A leaf has an equal probability of being 1 to k in size.
Thus, the expected sheet size is k/2 .
If the expected leaf size is k/2 , then we expect n/(k/2)=(2n)/k such leaves.
For simplicity, suppose we expect n/k such leaves and that the expected size of each leaf is k .
The expected INSERTION-SORT is O(n^2) .
We found that in exercise 5.2-5 and problem 2-4c.
Thus, the expected operating time of INSERTION-SORT is O((n/k)*(k^2))=O(nk) .
If we expect our partition groups to be of size k , then it is expected that the height of the recursion tree will be lgn-lgk=lg(n/k) , since we expect that we will stop at lgk .
At each level of the recursion tree, there are O(n) operations.
This brings us to O(nlg(n/k)) .
We conclude that the expected runtime is O(nk+nlg(n/k)) .
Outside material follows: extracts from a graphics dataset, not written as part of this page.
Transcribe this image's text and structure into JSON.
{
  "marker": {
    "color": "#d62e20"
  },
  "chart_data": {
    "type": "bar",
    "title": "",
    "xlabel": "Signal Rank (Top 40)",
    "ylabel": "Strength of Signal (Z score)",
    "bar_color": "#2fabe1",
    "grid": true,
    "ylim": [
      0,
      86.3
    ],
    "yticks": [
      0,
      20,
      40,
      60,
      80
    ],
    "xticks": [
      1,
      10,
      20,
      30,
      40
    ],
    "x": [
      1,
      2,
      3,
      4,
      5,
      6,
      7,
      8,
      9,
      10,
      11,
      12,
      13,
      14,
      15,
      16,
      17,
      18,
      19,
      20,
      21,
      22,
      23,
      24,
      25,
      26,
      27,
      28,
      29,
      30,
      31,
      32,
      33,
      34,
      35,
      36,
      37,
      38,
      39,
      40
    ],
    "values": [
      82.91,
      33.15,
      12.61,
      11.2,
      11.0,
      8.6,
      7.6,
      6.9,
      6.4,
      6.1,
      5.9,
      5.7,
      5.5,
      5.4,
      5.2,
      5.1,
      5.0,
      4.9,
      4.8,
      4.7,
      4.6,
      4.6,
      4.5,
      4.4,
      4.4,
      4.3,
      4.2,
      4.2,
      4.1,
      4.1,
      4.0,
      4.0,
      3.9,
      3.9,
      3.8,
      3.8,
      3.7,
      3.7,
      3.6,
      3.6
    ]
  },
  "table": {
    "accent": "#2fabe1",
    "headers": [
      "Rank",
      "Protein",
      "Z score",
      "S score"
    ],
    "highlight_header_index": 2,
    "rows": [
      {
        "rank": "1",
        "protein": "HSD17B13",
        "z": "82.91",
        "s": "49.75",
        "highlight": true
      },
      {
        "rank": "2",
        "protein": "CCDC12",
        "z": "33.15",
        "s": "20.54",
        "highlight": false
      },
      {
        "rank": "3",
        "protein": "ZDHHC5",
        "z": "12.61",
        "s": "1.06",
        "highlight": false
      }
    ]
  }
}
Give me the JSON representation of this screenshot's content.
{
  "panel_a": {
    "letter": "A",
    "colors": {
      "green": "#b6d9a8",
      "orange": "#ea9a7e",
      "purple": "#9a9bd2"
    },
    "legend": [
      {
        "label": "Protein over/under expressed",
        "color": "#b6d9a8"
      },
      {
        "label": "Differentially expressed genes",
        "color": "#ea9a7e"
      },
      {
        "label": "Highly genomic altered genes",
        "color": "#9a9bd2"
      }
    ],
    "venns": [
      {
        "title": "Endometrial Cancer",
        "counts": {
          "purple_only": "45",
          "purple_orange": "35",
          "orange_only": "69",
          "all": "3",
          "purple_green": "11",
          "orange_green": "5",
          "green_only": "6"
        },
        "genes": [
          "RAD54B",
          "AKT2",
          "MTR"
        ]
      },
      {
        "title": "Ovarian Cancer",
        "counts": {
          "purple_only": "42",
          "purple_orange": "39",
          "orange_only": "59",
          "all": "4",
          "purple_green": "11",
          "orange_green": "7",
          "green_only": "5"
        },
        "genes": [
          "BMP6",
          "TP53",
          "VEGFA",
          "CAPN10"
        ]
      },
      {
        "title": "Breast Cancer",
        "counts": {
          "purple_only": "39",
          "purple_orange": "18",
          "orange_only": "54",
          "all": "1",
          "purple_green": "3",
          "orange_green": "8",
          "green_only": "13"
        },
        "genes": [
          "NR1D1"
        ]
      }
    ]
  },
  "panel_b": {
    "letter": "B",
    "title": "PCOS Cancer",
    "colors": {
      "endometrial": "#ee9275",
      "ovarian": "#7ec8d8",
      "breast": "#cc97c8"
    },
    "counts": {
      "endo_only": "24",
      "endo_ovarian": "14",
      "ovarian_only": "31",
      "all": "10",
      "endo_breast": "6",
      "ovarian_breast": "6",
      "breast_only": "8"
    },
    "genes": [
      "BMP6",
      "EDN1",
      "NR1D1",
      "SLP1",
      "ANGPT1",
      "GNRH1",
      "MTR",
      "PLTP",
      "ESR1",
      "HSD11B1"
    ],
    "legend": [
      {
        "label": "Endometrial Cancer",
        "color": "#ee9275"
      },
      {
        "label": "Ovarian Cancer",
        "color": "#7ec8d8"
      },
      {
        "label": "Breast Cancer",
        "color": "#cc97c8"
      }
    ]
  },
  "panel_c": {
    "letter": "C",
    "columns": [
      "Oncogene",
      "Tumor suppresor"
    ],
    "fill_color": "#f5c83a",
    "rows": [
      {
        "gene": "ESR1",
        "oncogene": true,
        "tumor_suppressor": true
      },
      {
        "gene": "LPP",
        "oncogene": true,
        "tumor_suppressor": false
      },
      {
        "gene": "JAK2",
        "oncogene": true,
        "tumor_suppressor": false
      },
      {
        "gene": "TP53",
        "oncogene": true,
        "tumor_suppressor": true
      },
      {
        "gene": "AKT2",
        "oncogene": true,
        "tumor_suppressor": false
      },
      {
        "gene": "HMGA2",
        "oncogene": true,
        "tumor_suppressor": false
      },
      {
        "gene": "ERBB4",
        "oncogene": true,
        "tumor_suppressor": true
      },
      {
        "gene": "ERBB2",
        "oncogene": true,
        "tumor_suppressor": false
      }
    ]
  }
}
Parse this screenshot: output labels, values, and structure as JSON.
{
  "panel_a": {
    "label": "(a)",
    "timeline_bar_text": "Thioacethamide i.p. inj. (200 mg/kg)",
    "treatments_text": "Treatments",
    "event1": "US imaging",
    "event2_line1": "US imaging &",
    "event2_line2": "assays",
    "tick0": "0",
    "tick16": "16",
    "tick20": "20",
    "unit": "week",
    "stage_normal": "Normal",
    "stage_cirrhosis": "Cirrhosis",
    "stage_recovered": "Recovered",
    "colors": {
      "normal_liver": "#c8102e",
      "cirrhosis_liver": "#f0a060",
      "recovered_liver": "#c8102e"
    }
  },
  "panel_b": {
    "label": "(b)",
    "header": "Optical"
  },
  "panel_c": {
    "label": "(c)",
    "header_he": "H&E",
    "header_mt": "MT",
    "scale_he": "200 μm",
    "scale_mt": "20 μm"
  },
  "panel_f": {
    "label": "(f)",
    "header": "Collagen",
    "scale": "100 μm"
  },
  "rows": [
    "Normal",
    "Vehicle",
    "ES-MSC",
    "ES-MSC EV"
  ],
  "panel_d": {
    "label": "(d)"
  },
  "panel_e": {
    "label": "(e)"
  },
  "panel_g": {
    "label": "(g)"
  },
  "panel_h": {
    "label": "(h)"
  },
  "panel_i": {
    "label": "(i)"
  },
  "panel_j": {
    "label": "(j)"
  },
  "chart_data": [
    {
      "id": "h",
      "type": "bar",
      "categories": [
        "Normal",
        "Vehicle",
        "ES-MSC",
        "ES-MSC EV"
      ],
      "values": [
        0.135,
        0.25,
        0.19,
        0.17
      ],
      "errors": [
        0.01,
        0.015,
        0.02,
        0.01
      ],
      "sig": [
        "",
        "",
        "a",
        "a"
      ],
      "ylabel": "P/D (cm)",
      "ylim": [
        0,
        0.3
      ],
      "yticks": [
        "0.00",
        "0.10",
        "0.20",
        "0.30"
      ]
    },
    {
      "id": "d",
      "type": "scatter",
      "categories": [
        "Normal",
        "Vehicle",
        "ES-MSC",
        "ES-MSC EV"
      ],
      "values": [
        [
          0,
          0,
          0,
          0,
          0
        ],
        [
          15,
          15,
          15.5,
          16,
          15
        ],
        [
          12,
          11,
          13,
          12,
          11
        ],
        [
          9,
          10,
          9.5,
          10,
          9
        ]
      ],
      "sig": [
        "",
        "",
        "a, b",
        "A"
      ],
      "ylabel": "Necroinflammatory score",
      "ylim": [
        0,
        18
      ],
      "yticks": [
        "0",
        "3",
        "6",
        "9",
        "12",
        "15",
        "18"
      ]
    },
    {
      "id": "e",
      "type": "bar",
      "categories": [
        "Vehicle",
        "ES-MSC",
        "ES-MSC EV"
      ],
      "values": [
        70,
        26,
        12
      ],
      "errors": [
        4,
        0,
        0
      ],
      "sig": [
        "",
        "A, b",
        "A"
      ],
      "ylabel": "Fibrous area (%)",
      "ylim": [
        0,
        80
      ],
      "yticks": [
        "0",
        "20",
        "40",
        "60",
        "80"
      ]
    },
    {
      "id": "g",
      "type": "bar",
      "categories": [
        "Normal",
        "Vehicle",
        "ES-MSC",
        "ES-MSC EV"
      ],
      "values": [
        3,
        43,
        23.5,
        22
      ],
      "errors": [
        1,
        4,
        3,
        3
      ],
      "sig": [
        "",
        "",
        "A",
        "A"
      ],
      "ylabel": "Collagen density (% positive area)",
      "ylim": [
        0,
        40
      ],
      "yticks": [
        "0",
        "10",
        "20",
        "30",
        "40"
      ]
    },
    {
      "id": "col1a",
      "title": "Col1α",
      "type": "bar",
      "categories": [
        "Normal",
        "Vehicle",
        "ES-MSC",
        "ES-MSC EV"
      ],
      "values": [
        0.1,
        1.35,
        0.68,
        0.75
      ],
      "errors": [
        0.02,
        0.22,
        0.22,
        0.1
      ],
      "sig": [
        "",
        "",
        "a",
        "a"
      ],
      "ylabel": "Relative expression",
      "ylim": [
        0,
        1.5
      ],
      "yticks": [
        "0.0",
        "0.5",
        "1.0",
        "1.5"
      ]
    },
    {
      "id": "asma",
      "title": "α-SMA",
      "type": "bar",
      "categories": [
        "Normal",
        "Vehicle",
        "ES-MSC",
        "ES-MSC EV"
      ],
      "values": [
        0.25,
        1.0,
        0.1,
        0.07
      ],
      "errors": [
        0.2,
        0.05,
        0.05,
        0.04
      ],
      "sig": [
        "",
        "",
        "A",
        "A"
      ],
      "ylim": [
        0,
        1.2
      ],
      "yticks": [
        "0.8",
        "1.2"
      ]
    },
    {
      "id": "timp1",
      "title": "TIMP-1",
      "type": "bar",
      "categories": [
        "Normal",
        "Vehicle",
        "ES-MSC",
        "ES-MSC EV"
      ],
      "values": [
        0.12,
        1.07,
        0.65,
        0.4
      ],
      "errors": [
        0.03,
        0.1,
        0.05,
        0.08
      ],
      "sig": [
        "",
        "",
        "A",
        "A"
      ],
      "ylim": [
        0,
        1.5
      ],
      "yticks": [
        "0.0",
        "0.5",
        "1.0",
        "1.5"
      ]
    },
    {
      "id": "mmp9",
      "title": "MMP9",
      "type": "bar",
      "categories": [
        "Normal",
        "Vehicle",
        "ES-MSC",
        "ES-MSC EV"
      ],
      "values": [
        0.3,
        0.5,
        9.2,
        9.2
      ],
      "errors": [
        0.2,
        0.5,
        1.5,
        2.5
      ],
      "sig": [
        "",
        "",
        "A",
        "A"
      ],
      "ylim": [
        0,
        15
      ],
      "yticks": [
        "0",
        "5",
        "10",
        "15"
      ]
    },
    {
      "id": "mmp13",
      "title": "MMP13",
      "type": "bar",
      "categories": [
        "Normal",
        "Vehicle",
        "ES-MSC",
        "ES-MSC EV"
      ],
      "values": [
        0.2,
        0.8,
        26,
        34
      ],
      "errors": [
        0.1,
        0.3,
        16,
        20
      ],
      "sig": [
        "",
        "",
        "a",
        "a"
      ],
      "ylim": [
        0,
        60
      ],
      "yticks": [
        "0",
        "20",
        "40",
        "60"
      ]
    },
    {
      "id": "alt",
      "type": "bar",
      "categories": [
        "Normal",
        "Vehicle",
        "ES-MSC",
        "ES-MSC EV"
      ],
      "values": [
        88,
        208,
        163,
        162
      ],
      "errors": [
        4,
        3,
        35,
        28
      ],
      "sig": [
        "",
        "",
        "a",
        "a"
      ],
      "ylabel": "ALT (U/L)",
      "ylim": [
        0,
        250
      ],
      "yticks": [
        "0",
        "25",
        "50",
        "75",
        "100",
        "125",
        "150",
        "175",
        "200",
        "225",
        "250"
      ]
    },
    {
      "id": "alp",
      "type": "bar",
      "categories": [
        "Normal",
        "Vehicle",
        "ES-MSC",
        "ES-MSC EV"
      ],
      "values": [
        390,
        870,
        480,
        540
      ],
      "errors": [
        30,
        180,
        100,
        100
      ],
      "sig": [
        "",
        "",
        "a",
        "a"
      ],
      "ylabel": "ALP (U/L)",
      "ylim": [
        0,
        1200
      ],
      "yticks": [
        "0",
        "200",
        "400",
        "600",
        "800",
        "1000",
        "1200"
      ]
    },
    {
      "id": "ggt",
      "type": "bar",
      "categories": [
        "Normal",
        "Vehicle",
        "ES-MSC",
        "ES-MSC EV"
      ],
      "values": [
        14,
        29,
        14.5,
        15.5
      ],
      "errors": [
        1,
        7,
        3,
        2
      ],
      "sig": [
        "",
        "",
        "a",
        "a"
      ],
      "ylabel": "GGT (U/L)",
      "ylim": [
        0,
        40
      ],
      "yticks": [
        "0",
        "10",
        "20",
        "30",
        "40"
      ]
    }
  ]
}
In theory, we should choose k=lgn , since in this way we get the best expected run time O(nlgn) .
In practice, we should choose k for one of the values ββnear lgn , which gives us better performance than just running RANDOMIZED-QUICKSORT .
The second part of the answer uses the note of large o-output rather freely, so for a more accurate choice of k , please follow the link provided in the second answer of Ankush.